La fille de Blanche travaille dans un bar de nuit en bordure de ville, le Mayerling. Elle y a rencontré John Lloyd, un Américain de passage. Il a de l’argent, promène Stéphanie dans une grosse voiture de location, envisage de la présenter à ses parents, dans le Minnesota, investit dans le projet immobilier de luxe de Blanche. Tout est prêt pour la tragédie – à moins que ce ne soit une farce. Après tout, Gustave est un nom de clown, et Mayerling, celui d’un mélodrame. Notons encore des personnages secondaires: Betty, qui tient le Mayerling avec son mari, Personnaz, mais qui aime encore Gustave et s’inquiète pour lui. Dans une belle scène d’ouverture, Gu se rappelle comment Betty, Stéphanie et lui jouaient à deviner, les yeux fermés, le nombre des wagons du train, depuis le pont du chemin de fer. Toute cette histoire remonte donc à l’enfance. A l’époque déjà, Gu trichait.

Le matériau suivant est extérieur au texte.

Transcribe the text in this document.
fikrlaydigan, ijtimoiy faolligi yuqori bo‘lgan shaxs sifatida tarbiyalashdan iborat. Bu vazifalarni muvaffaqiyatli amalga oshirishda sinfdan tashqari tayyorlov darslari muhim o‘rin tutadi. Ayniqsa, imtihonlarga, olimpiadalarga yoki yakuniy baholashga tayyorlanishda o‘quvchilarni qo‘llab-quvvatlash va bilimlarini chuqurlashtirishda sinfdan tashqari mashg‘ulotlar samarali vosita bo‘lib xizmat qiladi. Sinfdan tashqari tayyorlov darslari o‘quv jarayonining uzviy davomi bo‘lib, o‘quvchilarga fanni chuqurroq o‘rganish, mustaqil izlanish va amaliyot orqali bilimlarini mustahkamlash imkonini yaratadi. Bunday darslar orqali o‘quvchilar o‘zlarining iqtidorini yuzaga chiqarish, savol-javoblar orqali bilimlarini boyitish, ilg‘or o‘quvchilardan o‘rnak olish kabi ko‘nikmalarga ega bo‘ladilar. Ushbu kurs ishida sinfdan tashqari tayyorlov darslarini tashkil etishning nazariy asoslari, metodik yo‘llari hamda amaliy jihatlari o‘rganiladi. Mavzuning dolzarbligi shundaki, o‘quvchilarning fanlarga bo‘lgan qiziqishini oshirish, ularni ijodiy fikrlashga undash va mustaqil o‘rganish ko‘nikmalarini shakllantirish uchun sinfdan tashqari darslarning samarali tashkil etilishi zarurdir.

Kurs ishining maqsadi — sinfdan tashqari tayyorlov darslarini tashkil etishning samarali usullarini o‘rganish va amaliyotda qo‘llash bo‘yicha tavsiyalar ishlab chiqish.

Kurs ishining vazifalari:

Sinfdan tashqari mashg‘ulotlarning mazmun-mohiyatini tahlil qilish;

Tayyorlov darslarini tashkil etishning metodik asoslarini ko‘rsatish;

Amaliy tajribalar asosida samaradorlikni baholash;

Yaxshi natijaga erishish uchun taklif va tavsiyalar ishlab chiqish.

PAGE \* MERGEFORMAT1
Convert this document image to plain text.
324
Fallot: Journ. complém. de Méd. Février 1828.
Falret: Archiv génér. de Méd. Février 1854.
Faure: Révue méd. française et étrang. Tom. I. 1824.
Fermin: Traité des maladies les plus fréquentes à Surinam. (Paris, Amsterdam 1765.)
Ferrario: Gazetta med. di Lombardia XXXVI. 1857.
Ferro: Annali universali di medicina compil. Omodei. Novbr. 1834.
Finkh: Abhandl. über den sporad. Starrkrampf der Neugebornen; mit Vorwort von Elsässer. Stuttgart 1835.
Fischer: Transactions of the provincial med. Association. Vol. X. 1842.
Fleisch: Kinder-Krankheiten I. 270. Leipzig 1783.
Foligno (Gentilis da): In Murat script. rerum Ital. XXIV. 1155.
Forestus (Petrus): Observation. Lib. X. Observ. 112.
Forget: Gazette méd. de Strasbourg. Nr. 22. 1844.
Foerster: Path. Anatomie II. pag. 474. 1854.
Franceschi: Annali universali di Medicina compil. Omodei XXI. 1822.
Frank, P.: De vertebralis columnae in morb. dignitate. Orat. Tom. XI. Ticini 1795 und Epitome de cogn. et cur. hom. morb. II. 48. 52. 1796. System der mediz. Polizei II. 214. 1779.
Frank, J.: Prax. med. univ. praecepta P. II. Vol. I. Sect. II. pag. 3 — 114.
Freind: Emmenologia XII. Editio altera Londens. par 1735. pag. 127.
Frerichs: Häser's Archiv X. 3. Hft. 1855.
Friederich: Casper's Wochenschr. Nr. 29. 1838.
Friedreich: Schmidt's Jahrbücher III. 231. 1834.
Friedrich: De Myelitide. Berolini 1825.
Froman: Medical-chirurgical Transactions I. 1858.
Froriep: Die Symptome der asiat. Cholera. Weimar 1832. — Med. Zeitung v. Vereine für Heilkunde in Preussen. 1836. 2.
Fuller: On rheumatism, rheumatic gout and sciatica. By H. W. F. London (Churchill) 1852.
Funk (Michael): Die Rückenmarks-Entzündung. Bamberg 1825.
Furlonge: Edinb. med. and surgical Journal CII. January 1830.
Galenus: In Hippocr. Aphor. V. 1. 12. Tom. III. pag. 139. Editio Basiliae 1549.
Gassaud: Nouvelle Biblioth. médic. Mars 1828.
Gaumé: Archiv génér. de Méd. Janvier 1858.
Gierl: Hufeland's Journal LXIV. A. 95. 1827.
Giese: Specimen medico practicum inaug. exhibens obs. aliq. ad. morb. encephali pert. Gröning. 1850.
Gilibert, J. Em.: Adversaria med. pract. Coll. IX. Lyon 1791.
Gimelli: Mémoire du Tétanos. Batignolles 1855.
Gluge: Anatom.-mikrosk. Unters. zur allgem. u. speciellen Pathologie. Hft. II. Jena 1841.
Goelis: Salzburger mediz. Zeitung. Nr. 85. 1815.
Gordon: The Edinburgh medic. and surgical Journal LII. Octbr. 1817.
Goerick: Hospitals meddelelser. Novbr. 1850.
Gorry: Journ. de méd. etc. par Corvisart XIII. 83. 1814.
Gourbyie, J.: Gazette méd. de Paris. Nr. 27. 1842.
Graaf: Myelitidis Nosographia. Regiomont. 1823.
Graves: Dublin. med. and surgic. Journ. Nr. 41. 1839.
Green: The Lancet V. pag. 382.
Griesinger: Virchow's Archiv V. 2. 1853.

Et voilà que John disparaît, avec sa grosse voiture, sans un mot d’avertissement. Désemparée – et un brin perverse –, Stéphanie demande à Gu de retrouver son amoureux, contre rétribution. Il abandonne sur le champ les livraisons vers les pays de l’Est et commence à enquêter. Qu’est-il advenu de l’Américain? Gustave le sait, et le lecteur aussi, très vite. Mais les autres l’ignorent encore, dans cette bourgade où le contrôle social est étroit, et où les ragots vont pourtant vite. Arrive alors le frère de John, Mike, et avec lui le passé fait irruption. Leur grand-père est mort au champ d’honneur, tout près de chez Blanche. L’enfance des deux frères a été marquée par cette figure héroïque (à qui Ravey donne pourtant un nom d’acteur comique, Harold Lloyd, c’est donc bien une farce?). Mike est devenu historien. Il est venu à la recherche de John, mais aussi pour ses propres travaux. Dans les romans d’Yves Ravey, le motif de la Seconde Guerre mondiale court souvent: vieilles rancœurs, armes cachées dans des caves ou des greniers. Elles finissent en général par reprendre du service: «La guerre n’est pas finie», déclare Mike. Mais c’est une guerre économique et sociale.

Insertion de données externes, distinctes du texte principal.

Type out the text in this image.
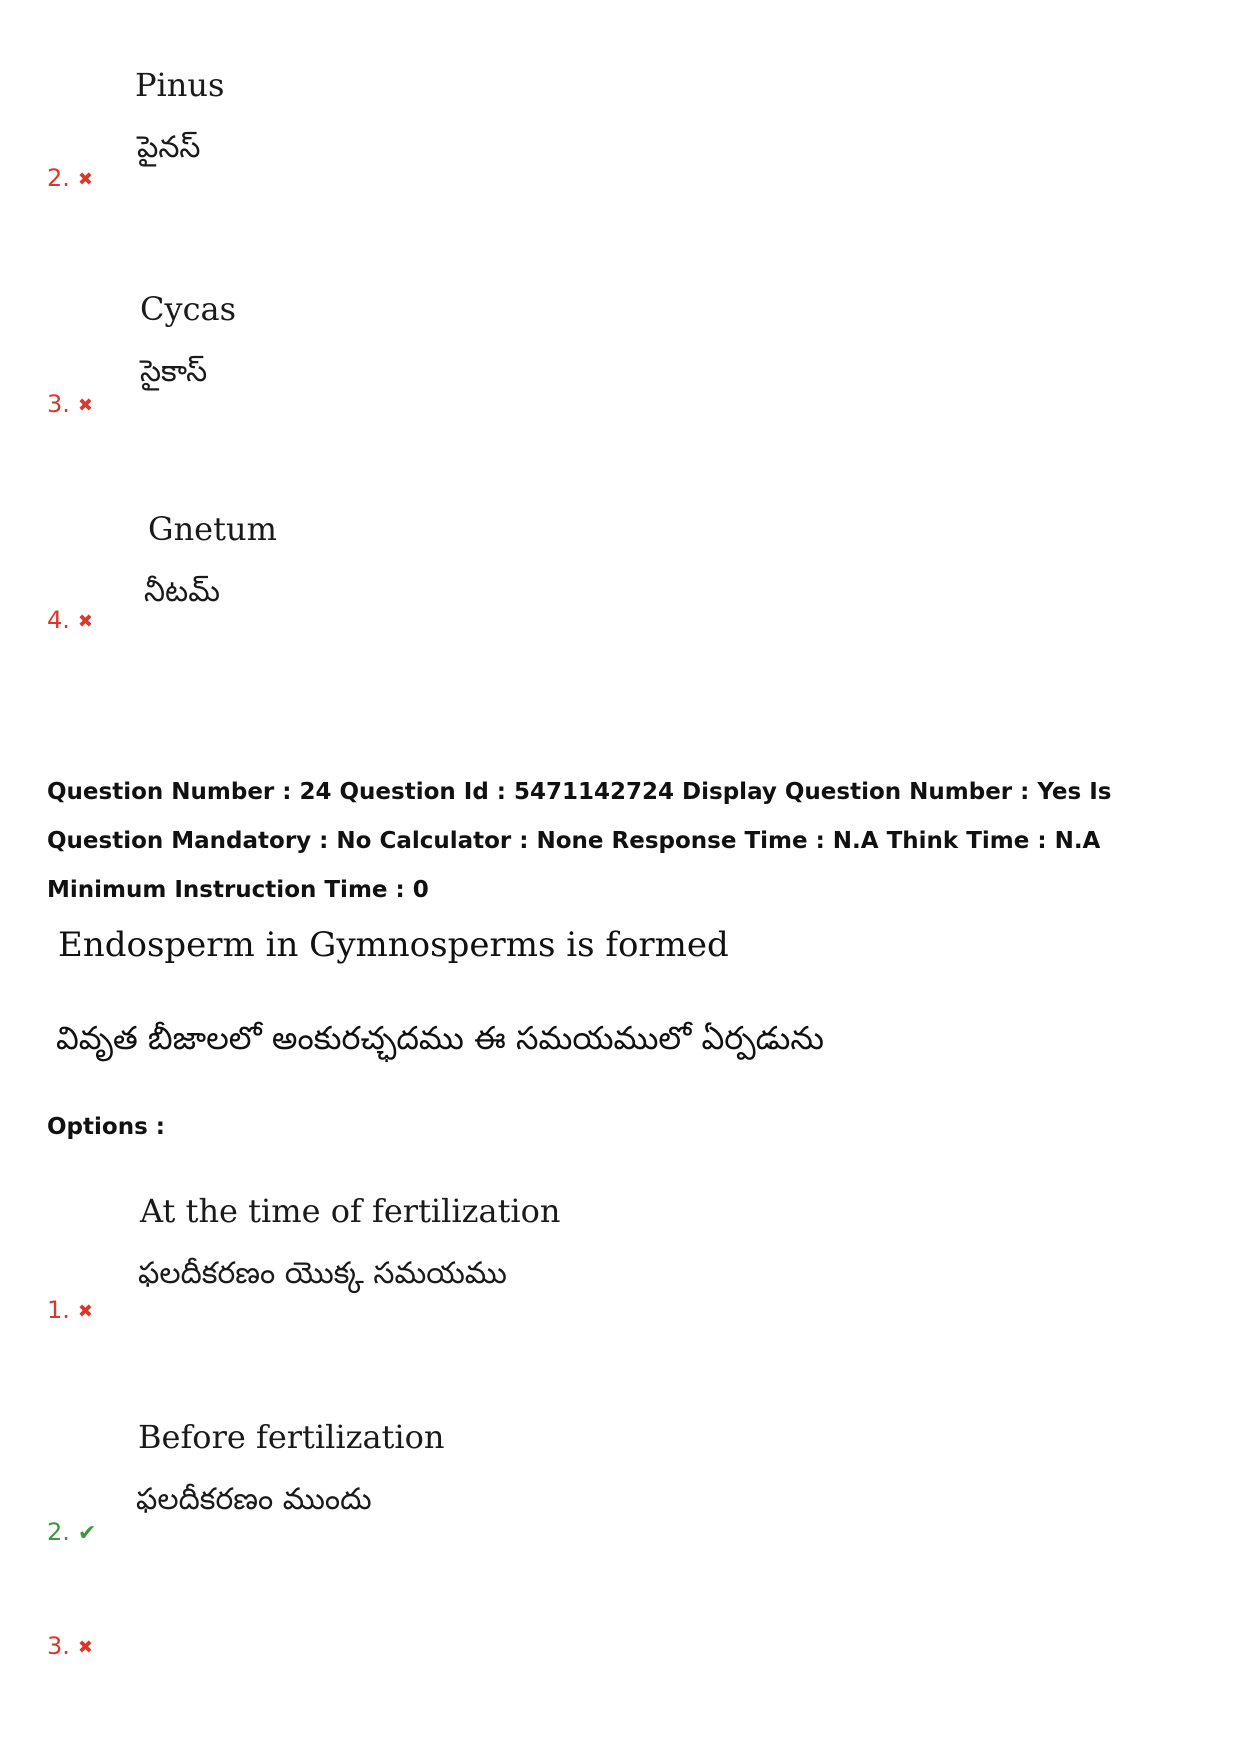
Pinus
పైనస్
2. ✖
Cycas
సైకాస్
3. ✖
Gnetum
నీటమ్
4. ✖
Question Number : 24 Question Id : 5471142724 Display Question Number : Yes Is Question Mandatory : No Calculator : None Response Time : N.A Think Time : N.A Minimum Instruction Time : 0
Endosperm in Gymnosperms is formed
వివృత బీజాలలో అంకురచ్ఛదము ఈ సమయములో ఏర్పడును
Options :
At the time of fertilization
ఫలదీకరణం యొక్క సమయము
1. ✖
Before fertilization
ఫలదీకరణం ముందు
2. ✔
3. ✖
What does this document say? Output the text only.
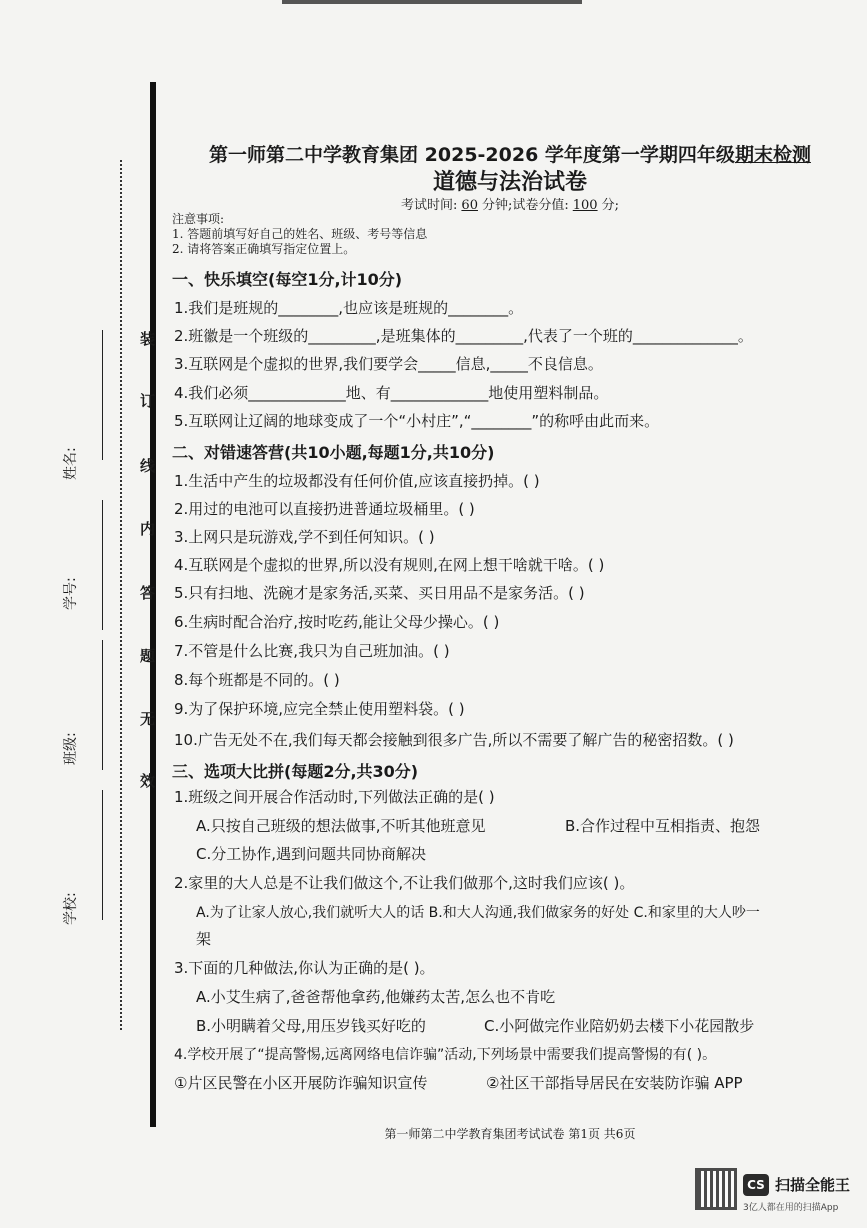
装
订
线
内
答
题
无
效
姓名:
学号:
班级:
学校:
第一师第二中学教育集团 2025-2026 学年度第一学期四年级期末检测
道德与法治试卷
考试时间: 60 分钟;试卷分值: 100 分;
注意事项:
1. 答题前填写好自己的姓名、班级、考号等信息
2. 请将答案正确填写指定位置上。
一、快乐填空(每空1分,计10分)
1.我们是班规的________,也应该是班规的________。
2.班徽是一个班级的_________,是班集体的_________,代表了一个班的______________。
3.互联网是个虚拟的世界,我们要学会_____信息,_____不良信息。
4.我们必须_____________地、有_____________地使用塑料制品。
5.互联网让辽阔的地球变成了一个“小村庄”,“________”的称呼由此而来。
二、对错速答营(共10小题,每题1分,共10分)
1.生活中产生的垃圾都没有任何价值,应该直接扔掉。( )
2.用过的电池可以直接扔进普通垃圾桶里。( )
3.上网只是玩游戏,学不到任何知识。( )
4.互联网是个虚拟的世界,所以没有规则,在网上想干啥就干啥。( )
5.只有扫地、洗碗才是家务活,买菜、买日用品不是家务活。( )
6.生病时配合治疗,按时吃药,能让父母少操心。( )
7.不管是什么比赛,我只为自己班加油。( )
8.每个班都是不同的。( )
9.为了保护环境,应完全禁止使用塑料袋。( )
10.广告无处不在,我们每天都会接触到很多广告,所以不需要了解广告的秘密招数。( )
三、选项大比拼(每题2分,共30分)
1.班级之间开展合作活动时,下列做法正确的是( )
A.只按自己班级的想法做事,不听其他班意见	B.合作过程中互相指责、抱怨
C.分工协作,遇到问题共同协商解决
2.家里的大人总是不让我们做这个,不让我们做那个,这时我们应该( )。
A.为了让家人放心,我们就听大人的话 B.和大人沟通,我们做家务的好处 C.和家里的大人吵一
架
3.下面的几种做法,你认为正确的是( )。
A.小艾生病了,爸爸帮他拿药,他嫌药太苦,怎么也不肯吃
B.小明瞒着父母,用压岁钱买好吃的	C.小阿做完作业陪奶奶去楼下小花园散步
4.学校开展了“提高警惕,远离网络电信诈骗”活动,下列场景中需要我们提高警惕的有( )。
①片区民警在小区开展防诈骗知识宣传	②社区干部指导居民在安装防诈骗 APP
第一师第二中学教育集团考试试卷 第1页 共6页
CS 扫描全能王
3亿人都在用的扫描App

Au lieu de chercher John, Gustave se livre à de drôles de travaux dans le secret de sa maison. Comme les frères ennemis d’Enlèvement avec rançon, le camionneur a ourdi un plan branquignolesque, voué à la catastrophe. On la voit arriver à travers son regard, un regard borné, obtus, qui refuse de voir la réalité et fonce vers son désir. Gu est malin, mais pas tant que ça, si maladroit, finalement, qu’on ne peut s’empêcher d’avoir de la sympathie pour lui, en dépit des exactions qu’il perpètre et rapporte «sans état d’âme». Il ne s’encombre pas de psychologie, fonce vers son but, dans le déni du danger. Dans une fin de western, il est le champion des petites gens, ceux qui se font toujours avoir et dont la disparition arrange tout le monde. A la fin reste un mystère: depuis quel lieu Gu raconte-t-il son histoire et à qui?